End of support Microsoft Office
Termine del supporto per il collegamento ai servizi cloud Microsoft Office 365.
Non sarà più supportato il collegamento se si usa un Office precedentemente acquistato. La licenza dei programmi Office deve essere erogata all’interno del piano di fornitura dei servizi Microsoft 365.
Microsoft supporterà il collegamento ad Office 365 solo per le applicazioni Office licenziate nell’ambito di un piano Microsoft 365.
Licenza Microsoft 365 Business Premium
Licenzia l’uso di tutti servizi Office 365, le applicazioni office installabili e la maggior parte delle funzioni di Cybersecurity del cloud Microsoft, come Multi Factor Authentication, Conditional Access, Defender for endpoint, Defender for Office 365, Intune.

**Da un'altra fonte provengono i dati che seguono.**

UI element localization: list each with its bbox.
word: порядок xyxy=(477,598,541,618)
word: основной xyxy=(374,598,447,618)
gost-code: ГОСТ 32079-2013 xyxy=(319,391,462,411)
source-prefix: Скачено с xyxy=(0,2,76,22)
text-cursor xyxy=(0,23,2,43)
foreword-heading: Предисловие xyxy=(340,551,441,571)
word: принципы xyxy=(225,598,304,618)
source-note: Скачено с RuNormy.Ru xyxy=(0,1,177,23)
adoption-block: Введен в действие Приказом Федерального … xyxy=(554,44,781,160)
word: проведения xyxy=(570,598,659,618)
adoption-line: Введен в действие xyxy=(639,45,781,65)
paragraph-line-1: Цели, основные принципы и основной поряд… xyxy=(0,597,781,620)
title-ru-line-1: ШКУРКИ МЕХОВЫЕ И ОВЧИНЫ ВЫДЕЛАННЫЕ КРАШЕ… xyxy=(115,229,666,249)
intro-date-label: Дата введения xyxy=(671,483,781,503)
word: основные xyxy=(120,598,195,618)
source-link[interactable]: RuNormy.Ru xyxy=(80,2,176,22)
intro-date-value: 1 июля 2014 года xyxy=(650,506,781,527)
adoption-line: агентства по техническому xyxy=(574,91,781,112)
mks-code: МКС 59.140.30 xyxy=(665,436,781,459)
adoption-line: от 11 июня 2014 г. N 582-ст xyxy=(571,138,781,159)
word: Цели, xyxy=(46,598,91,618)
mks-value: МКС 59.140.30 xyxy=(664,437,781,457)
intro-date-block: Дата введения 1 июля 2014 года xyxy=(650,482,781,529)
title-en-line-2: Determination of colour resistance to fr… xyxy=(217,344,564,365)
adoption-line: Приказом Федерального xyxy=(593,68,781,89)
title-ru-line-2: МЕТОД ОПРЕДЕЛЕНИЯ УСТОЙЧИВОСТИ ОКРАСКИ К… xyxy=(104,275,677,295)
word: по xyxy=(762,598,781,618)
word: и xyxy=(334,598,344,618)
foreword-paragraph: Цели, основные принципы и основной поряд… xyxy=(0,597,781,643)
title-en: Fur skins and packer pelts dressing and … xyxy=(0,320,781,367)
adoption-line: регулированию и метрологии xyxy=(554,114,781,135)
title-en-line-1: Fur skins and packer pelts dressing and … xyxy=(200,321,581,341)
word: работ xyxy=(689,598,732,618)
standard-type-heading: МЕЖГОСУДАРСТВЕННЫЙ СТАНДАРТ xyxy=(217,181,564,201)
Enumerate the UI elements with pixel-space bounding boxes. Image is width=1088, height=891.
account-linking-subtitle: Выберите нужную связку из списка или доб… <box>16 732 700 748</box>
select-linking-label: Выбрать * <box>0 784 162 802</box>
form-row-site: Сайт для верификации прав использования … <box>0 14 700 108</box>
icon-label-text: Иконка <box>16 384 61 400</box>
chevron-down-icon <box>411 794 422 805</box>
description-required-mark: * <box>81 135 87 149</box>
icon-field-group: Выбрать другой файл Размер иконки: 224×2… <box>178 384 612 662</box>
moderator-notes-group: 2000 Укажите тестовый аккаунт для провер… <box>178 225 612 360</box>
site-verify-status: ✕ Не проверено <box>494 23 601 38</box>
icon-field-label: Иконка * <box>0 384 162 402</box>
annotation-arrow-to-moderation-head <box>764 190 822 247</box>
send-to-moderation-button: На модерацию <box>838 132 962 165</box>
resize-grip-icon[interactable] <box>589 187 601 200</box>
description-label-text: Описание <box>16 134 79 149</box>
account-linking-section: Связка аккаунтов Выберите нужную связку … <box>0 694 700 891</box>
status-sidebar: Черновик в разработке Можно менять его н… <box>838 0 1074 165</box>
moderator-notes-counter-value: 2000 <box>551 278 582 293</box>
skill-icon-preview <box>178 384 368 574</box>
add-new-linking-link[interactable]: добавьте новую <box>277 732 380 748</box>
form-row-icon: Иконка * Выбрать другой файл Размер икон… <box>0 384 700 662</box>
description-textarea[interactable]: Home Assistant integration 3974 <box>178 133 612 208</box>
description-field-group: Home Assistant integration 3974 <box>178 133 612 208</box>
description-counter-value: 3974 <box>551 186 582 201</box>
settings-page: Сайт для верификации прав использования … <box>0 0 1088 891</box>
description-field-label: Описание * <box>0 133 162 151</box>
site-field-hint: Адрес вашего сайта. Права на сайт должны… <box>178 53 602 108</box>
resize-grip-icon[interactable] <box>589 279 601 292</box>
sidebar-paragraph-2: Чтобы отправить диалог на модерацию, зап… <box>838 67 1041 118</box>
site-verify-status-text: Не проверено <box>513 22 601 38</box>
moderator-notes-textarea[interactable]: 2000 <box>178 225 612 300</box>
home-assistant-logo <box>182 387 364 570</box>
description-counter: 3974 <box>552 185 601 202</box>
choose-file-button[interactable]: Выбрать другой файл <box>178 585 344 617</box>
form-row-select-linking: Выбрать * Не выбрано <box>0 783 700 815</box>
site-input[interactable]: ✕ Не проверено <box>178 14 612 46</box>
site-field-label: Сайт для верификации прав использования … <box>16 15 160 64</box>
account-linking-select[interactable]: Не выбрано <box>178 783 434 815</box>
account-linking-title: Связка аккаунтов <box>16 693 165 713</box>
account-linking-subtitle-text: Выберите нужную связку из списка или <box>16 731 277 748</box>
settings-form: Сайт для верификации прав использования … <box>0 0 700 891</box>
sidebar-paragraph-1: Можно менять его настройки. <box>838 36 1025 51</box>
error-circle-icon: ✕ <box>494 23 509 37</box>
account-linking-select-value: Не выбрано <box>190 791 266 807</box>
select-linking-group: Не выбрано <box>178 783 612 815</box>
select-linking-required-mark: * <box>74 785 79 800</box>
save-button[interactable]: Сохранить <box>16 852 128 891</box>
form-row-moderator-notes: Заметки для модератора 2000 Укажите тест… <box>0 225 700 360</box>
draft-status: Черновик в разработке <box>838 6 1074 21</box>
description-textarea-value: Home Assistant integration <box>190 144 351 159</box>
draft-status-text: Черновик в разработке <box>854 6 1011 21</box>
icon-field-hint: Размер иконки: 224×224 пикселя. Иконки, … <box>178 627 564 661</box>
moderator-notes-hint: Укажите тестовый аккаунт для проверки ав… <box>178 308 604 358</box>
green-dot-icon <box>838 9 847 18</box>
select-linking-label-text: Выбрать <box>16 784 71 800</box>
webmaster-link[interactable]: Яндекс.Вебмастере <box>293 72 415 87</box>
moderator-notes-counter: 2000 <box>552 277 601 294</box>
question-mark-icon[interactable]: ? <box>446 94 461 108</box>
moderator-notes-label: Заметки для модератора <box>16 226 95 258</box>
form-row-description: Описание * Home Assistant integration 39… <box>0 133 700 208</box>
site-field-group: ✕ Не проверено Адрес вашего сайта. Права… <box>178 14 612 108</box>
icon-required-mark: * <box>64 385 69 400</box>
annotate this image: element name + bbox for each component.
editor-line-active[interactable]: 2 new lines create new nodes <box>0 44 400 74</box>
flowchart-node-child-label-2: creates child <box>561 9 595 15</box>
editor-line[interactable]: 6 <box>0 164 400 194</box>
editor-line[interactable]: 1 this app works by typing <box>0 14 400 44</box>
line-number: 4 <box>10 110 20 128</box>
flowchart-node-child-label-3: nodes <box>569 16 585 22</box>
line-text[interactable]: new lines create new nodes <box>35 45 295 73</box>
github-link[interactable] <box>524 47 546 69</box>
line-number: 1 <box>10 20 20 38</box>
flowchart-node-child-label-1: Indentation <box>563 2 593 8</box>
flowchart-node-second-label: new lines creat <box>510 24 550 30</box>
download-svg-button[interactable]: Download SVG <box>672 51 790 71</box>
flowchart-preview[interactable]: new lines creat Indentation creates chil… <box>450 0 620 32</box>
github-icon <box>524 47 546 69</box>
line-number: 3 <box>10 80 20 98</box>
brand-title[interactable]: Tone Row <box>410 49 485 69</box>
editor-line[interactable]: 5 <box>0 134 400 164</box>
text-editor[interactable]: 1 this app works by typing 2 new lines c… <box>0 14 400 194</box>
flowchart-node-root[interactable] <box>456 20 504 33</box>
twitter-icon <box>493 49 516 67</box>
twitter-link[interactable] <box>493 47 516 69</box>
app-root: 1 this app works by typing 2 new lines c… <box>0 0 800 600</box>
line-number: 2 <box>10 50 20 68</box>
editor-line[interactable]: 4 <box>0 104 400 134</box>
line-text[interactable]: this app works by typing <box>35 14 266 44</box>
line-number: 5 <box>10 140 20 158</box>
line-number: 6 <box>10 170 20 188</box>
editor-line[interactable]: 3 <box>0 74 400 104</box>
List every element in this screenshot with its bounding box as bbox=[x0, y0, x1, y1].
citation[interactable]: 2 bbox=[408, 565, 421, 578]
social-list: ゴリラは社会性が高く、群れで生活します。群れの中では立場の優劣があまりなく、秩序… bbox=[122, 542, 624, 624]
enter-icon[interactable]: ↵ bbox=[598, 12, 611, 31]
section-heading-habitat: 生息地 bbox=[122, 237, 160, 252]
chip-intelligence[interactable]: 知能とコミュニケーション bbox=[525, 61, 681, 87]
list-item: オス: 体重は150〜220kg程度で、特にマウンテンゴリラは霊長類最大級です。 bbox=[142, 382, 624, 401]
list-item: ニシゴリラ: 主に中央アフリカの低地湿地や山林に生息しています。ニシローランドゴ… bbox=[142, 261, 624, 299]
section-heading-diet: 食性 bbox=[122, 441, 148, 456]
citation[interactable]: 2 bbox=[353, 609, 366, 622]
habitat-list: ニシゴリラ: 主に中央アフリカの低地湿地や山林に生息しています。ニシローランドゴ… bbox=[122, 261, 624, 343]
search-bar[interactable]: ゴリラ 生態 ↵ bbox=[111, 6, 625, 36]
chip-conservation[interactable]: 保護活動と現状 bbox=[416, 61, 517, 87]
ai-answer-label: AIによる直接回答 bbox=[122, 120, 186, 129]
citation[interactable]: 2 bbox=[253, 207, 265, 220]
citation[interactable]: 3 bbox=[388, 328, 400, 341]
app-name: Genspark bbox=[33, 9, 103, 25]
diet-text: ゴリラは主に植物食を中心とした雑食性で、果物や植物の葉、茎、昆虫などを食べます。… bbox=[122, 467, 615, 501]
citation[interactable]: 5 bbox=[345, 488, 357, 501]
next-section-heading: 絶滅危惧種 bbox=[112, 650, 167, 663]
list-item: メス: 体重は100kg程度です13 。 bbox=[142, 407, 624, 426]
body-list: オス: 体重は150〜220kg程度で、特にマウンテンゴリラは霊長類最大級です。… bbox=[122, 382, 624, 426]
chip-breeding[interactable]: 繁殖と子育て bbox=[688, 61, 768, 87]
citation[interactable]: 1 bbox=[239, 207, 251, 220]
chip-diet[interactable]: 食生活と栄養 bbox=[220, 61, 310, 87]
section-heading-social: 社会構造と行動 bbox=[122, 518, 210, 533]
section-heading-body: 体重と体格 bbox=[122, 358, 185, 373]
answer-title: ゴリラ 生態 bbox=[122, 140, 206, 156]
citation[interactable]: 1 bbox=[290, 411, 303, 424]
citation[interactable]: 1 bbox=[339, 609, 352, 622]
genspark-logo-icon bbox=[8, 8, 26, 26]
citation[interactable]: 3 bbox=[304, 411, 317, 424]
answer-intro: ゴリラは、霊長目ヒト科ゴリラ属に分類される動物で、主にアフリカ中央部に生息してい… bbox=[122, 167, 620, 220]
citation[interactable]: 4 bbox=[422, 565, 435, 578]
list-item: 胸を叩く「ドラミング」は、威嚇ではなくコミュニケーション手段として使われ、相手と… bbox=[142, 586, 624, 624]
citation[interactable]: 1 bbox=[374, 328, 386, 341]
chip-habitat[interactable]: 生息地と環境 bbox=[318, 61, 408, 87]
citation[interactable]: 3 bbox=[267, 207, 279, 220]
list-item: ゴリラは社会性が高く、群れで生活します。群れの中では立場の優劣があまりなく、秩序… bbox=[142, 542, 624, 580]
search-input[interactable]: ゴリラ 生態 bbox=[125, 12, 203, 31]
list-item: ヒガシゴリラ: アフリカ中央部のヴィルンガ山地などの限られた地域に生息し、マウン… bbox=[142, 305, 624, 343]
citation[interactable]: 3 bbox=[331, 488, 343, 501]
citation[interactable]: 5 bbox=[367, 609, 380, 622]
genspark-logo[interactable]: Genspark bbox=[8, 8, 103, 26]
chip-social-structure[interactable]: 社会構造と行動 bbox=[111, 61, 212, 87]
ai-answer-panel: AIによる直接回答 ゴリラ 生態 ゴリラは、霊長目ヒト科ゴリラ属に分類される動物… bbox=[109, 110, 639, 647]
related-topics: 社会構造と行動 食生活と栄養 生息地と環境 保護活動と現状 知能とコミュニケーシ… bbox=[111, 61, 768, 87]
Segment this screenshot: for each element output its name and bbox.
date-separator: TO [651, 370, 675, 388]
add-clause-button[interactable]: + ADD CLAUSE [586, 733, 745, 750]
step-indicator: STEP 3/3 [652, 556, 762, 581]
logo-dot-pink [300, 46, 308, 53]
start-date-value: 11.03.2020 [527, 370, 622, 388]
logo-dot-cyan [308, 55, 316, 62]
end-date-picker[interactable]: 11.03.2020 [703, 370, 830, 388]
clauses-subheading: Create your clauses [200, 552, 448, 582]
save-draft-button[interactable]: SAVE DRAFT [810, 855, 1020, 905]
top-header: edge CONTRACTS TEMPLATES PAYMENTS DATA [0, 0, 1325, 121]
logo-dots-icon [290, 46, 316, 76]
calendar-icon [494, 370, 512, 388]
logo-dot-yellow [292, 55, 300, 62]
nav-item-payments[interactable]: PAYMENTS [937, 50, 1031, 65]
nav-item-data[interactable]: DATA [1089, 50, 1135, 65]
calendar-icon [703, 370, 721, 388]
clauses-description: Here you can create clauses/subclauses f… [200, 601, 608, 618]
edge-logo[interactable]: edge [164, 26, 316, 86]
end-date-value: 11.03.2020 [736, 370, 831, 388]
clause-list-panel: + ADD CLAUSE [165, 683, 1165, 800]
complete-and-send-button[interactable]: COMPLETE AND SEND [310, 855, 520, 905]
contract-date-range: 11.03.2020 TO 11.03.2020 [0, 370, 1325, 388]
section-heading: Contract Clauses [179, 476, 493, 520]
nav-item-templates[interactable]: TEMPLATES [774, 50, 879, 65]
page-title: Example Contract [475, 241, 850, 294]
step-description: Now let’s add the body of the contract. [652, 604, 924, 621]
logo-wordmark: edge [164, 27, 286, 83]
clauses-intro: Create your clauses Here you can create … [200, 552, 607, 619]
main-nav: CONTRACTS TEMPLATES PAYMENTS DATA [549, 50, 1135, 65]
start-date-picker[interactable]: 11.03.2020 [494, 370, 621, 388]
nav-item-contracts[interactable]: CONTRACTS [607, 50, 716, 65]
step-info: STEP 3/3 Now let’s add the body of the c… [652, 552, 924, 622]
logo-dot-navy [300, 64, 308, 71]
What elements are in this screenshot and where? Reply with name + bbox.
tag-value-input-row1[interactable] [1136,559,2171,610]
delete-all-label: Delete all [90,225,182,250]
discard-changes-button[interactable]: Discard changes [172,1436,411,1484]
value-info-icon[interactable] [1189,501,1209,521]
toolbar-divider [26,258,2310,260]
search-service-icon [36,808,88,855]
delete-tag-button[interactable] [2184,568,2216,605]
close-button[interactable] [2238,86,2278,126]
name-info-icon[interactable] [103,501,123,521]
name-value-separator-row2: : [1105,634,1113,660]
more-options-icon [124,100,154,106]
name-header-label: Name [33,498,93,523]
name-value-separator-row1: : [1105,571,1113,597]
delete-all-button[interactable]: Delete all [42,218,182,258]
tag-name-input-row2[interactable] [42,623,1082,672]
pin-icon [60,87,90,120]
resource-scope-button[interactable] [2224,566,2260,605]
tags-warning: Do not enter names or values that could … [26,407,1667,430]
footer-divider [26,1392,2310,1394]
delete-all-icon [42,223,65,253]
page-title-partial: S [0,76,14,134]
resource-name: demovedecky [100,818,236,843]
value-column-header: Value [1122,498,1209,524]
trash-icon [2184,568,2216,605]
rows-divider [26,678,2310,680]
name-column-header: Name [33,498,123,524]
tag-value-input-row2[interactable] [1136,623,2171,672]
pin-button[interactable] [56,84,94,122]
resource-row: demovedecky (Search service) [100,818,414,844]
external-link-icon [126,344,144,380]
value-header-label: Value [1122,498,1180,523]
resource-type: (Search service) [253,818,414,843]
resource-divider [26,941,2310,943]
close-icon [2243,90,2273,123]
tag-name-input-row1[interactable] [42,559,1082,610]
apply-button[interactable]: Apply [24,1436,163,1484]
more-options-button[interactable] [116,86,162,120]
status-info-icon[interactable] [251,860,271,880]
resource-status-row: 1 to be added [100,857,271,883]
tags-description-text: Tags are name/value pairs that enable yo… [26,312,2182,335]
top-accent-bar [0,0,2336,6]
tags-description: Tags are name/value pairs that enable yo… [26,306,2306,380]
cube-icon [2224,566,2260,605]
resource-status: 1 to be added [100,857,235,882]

Aggiornamenti dei sistemi operativi e software obsoleti
VMware Vsphere 6.7 è ormai fuori supporto da ottobre 2022. Windows Server 2012 lo è da Ottobre 2023.
I sistemi fuori supporto, cioè in stato di end of life, non ricevono più aggiornamenti di sicurezza e diventano progressivamente più vulnerabili.
Digibyte, inoltre, per questi ambienti non può più accedere al supporto tecnico del produttore in caso di necessità.
Consigliamo quindi tutti i clienti che si trovano in questa situazione, di aggiornare l’ambiente VMWare all’attuale versione 8 (la licenza è compresa nel servizio di maintenance), l’ambiente Windows Server all’attuale versione 2022, ed ogni altra versione in scadenza.
Vedi la end of life dei sistemi operativi e software microsoft
Microsoft 365
Uno dei trend rilevati negli ultimi 24 mesi, riguarda lo sfruttamento attivo di vulnerabilità 0-day (cioè immediatamente sfruttabili dai criminali, ancora prima di essere scoperte dal produttore) sui server di posta Exchange, che per loro natura debbono essere sempre esposti verso internet.
Il 90% dei nostri clienti ha già abbandonato il proprio sistema di posta exchange installato presso la sede, in favore di Microsoft 365 nel cloud, che offre anche funzionalità avanzate per le comunicazioni e il lavoro di gruppo (Teams) e la collaborazione e condivisione sicura di file (Sharepoint e OneDrive). Il nostro consiglio, per chi ancora utilizza il sistema di posta sui propri server, è di migrare prima possibile a Microsoft 365 e poi dismetterlo.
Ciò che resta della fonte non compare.